Анализируя свою творческую деятельность, просматривая архивные материалы, обнаруживаю и других писателей, с которыми сводила меня жизнь. Пусть информационно, но имена их я перечислю: Анатолий Павлович и Маргарита Сергеевна Василевские из Владимира, Рамукас и Рамуте Скучайте из Вильнюса, Екатерина Нестеровна Джиоева, Анатолий Георгиевич Алексин, Павел Яковлевич Матковец из Еревана, Анаида Тарян из Мнацаканева, Аверьян Дружинский из Минска (писатель-песенник, все время в Ялтинском доме творчества пел мне песни), Оразгулы Аннаевич Аннаев из Ашхабада, Лидан Мухамедович Губжаков из Нальчика, Борис Репин с южного Сахалина, Ираида Потехина из Москвы, Александр Александрович Соболевский из Саранска, Эмма Марченко из Ярославля, Николай Егоров из Челябинска, Геннадий Афанасьевич Ненашев из Анадыря, Мова Манукян из Армении — Уахкадзара, киевлянин Всеволод Зиновьевич Нестайко, с которым мы много беседовали, находясь в Малеевке. Он очень интересовался тем, что я пишу, особенно по спелеологии. Как потом оказалось, он тоже пишет о пещерах, и также в сказочном ключе. А я-то как раскрывала тему!
В заключение рассказа о писателях хочется доверить бумаге печальную дату смерти Сергея Алексеевича Баруздина. Хоронили его 7 марта 1991 года. Так мы при жизни с ним и не встретились, а только общались через письма.

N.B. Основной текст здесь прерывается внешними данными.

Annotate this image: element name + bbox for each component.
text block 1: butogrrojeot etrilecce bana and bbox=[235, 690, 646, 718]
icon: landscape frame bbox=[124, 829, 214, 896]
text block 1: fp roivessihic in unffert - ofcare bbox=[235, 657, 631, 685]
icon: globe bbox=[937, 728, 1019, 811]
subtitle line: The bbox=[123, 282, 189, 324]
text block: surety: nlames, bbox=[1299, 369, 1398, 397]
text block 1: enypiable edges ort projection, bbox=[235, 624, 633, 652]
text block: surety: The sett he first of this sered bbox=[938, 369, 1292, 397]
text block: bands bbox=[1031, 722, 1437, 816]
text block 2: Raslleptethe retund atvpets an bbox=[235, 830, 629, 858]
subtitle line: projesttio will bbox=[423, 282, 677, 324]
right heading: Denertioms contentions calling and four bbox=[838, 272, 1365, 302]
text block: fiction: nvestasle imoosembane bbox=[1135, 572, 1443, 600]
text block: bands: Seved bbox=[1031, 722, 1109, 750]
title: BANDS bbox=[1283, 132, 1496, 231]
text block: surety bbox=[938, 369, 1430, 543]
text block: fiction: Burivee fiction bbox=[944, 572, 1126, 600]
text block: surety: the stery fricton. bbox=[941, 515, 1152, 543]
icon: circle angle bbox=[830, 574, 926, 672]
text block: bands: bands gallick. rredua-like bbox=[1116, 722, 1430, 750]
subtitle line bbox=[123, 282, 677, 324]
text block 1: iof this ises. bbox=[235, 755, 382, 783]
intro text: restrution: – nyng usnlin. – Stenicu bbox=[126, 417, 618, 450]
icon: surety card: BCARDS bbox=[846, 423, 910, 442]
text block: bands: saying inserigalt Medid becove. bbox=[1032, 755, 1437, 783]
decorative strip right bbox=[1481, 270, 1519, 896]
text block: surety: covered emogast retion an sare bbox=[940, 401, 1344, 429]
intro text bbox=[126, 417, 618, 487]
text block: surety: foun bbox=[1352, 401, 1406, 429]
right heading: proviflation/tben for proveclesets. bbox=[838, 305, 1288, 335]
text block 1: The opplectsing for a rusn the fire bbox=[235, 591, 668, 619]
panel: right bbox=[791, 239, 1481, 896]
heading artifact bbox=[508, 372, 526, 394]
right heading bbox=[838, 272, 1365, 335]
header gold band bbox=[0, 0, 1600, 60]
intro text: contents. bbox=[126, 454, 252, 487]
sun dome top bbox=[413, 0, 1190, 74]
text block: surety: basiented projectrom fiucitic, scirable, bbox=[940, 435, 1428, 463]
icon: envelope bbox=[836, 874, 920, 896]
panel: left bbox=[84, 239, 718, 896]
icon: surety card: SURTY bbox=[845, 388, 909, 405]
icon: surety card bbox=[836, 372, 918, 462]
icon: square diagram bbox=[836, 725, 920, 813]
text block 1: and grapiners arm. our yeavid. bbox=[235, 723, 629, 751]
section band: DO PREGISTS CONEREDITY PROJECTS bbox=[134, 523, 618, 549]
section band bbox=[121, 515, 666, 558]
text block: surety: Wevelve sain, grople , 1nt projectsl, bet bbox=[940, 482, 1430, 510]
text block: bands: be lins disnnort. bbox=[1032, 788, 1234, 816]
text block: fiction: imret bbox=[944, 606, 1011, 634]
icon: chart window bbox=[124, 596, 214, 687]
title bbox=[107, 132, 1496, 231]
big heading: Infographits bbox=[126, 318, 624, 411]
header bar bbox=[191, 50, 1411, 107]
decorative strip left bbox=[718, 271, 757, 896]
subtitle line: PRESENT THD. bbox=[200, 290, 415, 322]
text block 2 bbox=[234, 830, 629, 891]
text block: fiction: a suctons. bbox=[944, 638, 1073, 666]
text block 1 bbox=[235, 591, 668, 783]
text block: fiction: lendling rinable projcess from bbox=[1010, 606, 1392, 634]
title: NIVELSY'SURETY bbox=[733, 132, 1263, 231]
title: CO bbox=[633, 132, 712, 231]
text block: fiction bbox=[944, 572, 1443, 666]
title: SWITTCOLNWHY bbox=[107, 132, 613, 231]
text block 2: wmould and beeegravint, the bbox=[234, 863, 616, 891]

Говоря про автографы и про писателей, нелишне вспомнить и про издательства и издателей, упомянуть такие печатные органы, с которыми меня сводила и разводила жизнь. В силу своей занятости на рабочем учебном фронте я часто, завязав знакомства, сама же их и прерывала. Так произошло с издательством «Молодая гвардия» с участием поэта, редактора Михаила Александровича Беляева, с издательством «Советский писатель», в котором уже тогда возникло подиздательство «Интер-Весы», где шел разговор с Аркадием Ивановичем Каньякиным о публикации. После знакомства с главным редактором издательства «Просвещение» Александром Петровичем Судаковым, после его предложения чуть изменить стиль повествования рассказов о растительном мире, я тоже тихо исчезла, так как не считала нужным приспосабливаться к издательству. Совершенно не поддерживала связи с журналом «Дошкольное воспитание», где впервые были опубликованы мои стихи. Также ничего не делаю для того, чтобы появляться на страницах журнала «Музыкальный руководитель». А этот журнал из месяца в месяц, и не первый год, публикует мои стихи. После авторской статьи о театре «Спектакль состоится при любой погоде» в журнале «Клуб» один раз позвонила его редактору Валерию Михайловичу Халонену, и то это было очень давно. Прервалась связь с минским издательством «Юнацтва», со старшим редактором Владимиром Ивановичем Корзиным. В Белоруссии давно прошли преобразования, возможно, такого печатного органа уже и нет. Недавно мне прислали сборник издательства «Белфакс» с одним моим стихотворением, которое попало к ним через Москву из филиала «Юнион». Несколько лет назад я очень подружилась с издательством «Бэмби», с его главным редактором — замечательной Татьяной Германовной Кутуновой и ее помощником Михаилом Борисовичем Новышем. Знакомство состоялось в Москве в Детском фонде и продолжилось в большой хорошо отремонтированной квартире, которая была буквально завалена книгами, буклетами, среди которых разгуливали две большие добрые собаки. Конец нашей дружбе положила смерть Тани от неизлечимой болезни века. Как-то на переходе в метро купила красочный плакат, на котором были опубликованы крупные буквы, а мелким шрифтом напечатаны стихи моей «Азбуки».